Who Are Fannie Mae and Freddie Mac?

Fannie Mae and Freddie Mac are government-sponsored enterprises (GSEs) created by Congress to provide liquidity, stability, and affordability to the mortgage market.

They achieve this as both active participants in the market and guiding bodies to lenders and investors. As active participants, Fannie Mae and Freddie Mac provide thousands of banks and mortgage companies easy access to funds. Otherwise, Fannie Mae and Freddie Mac help to set a standard for a “purchasable” conventional loan by providing underwriting guidelines. A loan that meets these guidelines is one that lenders can fund, and investors can invest into with confidence.

Note: Fannie Mae and Freddie Mac only offer guidelines. It is possible that lenders have some additional underwriting conditions based on the market, called “overlays.”

When Fannie Mae or Freddie Mac acquire a mortgage, they will either hold it in their respective portfolios or package it into mortgage-backed securities (MBS) that can be sold. At CapCenter, we originate all non-government-backed loans according to the standards of Fannie Mae and Freddie Mac and sell them to our investors for servicing.

What Is Meant by Area Median Income (AMI)?

The US Department of Housing and Urban Development (HUD) tracks the range of household incomes in any region, based on census tract.
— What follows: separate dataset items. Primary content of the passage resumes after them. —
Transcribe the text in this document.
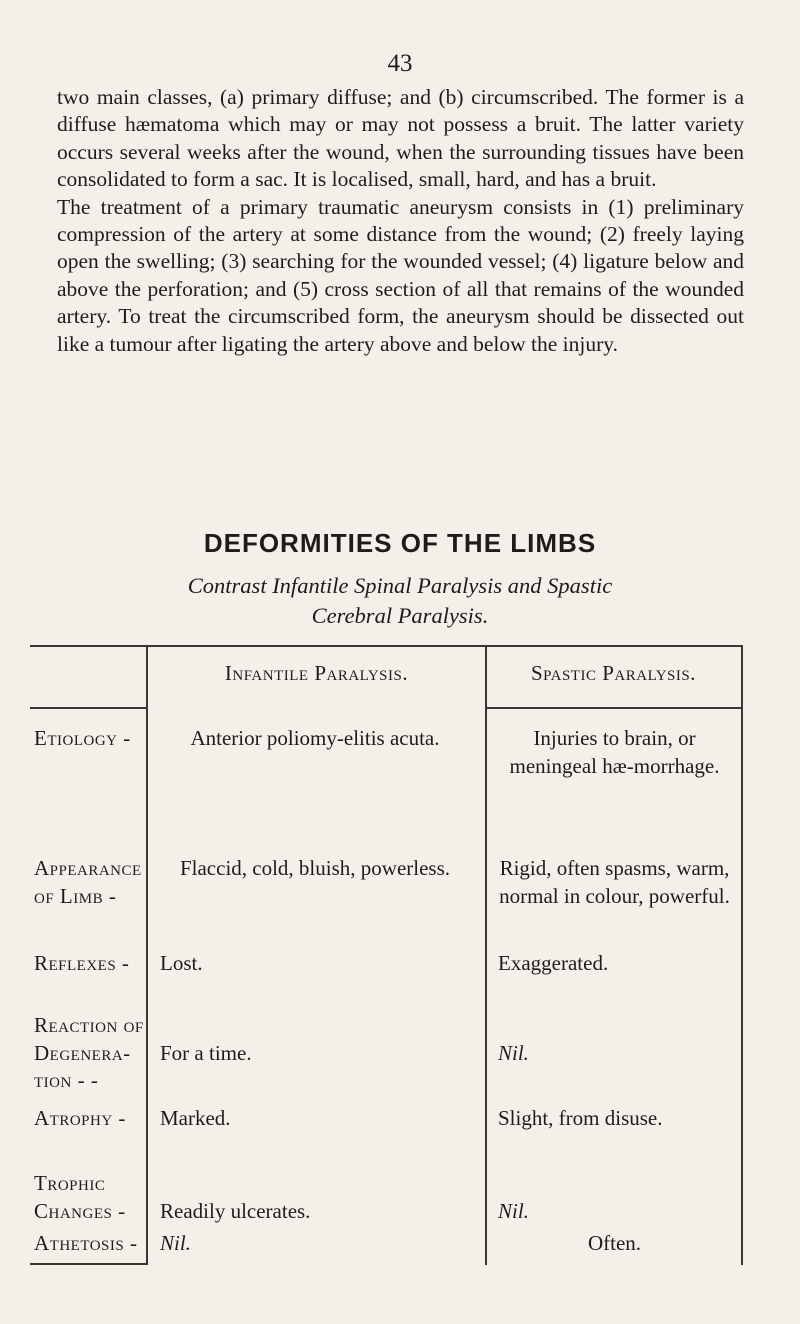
43

two main classes, (a) primary diffuse; and (b) circumscribed. The former is a diffuse hæmatoma which may or may not possess a bruit. The latter variety occurs several weeks after the wound, when the surrounding tissues have been consolidated to form a sac. It is localised, small, hard, and has a bruit.

The treatment of a primary traumatic aneurysm consists in (1) preliminary compression of the artery at some distance from the wound; (2) freely laying open the swelling; (3) searching for the wounded vessel; (4) ligature below and above the perforation; and (5) cross section of all that remains of the wounded artery. To treat the circumscribed form, the aneurysm should be dissected out like a tumour after ligating the artery above and below the injury.

DEFORMITIES OF THE LIMBS
Contrast Infantile Spinal Paralysis and Spastic Cerebral Paralysis.
Infantile Paralysis.	Spastic Paralysis.
Etiology -
Appearance of Limb -
Reflexes -
Reaction of Degenera-tion - -
Atrophy -
Trophic Changes -
Athetosis -
Anterior poliomy-elitis acuta.
Flaccid, cold, bluish, powerless.
Lost.
For a time.
Marked.
Readily ulcerates.
Nil.
Injuries to brain, or meningeal hæ-morrhage.
Rigid, often spasms, warm, normal in colour, powerful.
Exaggerated.
Nil.
Slight, from disuse.
Nil.
Often.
The calculation considers a household’s gross income, which is the total income received before taxes and other payroll deductions. Within the area range, a median is determined, meaning that half of the set falls below and half above. That value is the Area Median Income (AMI).

Lenders look at AMI to determine eligibility for affordable housing programs. Most programs are reserved for borrowers earning 80% or less of the region’s AMI. Households earning less than 80% of the AMI are considered low-income households; households earning less than 50% of the AMI are considered to be very low-income, and households earning less than 30% of AMI are considered to be extremely low-income households.

Lenders use AMI to determine eligibility for affordable housing programs.